J’aurais aimé avoir le courage de lui dire que j’étais terrifiée dans ce bus, mais qu’est-ce que ma mère penserait ? Que je suis une bonne à rien, incapable de prendre le bus. Que je reste une petite fille fragile et faible. Que je ne peux pas marcher dans les rues bondées sans lutter pour respirer. Qu’il met impossible d’aller voir un concert, sans penser chaque seconde que je me retrouverais piétinée sous des centaines de personnes. Que lorsque la foule m’entoure, je ne vois que leurs yeux poser sur moi, en train de me juger.
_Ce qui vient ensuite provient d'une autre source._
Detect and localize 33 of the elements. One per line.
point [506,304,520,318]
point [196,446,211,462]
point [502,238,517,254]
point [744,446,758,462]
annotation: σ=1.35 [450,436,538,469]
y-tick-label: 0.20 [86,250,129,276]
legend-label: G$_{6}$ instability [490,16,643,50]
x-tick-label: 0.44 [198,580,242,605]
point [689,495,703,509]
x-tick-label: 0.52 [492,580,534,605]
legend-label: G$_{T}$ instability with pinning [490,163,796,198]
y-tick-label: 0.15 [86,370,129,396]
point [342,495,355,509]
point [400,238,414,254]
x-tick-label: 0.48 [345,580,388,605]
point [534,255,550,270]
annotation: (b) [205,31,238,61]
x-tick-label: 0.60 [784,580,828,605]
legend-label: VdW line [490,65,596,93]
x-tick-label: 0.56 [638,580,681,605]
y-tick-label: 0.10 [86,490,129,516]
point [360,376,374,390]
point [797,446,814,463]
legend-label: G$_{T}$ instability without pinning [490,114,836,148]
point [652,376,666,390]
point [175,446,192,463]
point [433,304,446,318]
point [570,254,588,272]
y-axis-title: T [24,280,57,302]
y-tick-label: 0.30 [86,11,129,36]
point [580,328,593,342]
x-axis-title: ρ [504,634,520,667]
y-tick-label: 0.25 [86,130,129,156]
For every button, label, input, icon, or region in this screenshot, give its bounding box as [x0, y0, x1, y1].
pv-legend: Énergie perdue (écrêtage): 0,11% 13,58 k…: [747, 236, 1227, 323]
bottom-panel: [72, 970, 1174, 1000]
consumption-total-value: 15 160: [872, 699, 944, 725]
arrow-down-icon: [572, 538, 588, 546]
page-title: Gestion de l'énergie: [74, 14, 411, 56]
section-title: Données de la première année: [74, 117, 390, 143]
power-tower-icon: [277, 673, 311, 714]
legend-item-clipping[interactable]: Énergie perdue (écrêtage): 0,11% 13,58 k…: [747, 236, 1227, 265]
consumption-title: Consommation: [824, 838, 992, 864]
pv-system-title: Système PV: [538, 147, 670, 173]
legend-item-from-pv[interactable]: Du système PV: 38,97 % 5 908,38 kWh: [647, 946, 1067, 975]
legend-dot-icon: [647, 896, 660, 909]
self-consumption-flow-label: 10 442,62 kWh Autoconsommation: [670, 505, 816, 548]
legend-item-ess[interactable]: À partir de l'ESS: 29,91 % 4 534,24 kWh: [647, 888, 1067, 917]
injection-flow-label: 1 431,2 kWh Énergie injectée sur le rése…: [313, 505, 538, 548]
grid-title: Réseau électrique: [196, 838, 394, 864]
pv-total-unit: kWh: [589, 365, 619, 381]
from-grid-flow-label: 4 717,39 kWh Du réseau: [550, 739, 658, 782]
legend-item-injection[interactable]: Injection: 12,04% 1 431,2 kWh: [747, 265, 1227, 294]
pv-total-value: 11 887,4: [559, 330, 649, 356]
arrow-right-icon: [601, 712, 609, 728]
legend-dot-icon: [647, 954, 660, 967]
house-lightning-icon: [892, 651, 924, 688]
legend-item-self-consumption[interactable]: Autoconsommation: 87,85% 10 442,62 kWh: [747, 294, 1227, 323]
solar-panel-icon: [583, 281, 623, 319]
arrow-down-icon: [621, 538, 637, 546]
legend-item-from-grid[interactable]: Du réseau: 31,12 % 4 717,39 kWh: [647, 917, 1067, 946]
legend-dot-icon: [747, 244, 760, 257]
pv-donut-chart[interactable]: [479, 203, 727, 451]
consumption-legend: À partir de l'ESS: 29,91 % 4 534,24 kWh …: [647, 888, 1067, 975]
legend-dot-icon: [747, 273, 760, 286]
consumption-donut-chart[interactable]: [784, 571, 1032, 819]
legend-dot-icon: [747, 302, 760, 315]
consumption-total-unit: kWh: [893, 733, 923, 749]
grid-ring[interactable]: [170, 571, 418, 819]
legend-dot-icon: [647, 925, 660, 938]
J’ai peur, une peur irrationnelle, mais elle fait partie de moi. Cette peur que j’ai d’abord ignorée, pensant que le temps la fera disparaître. Puis j’ai essayé de la surpasser, mais elle m’a grignoté pendant de longues années. J’ai dû apprendre à la comprendre, à la dompter. J’ai appris ces limites et j’ai compris que je ne voulais plus m’en défaire. Elle est devenue un trait de mon caractère, préférant être seule avec mon livre, plutôt qu’à cent ou mille.


Je n’ai plus honte de dire non pour aller voir un spectacle, de dire que je ne pourrais jamais vivre dans les métros bondés de Paris. Que je ne peux pas flâner dans la rue du Gros Horloge à Rouen un samedi après-midi, ou encore ne pas faire le 1er jour des soldes.


Est-ce que j’ai envie de changer, de ne plus avoir cette peur ? Non, parce que je continue à vivre, à lire des livres remplis de rues bondées, de concert fanatique. Vivre sans cette peur me paraîtrait bien triste.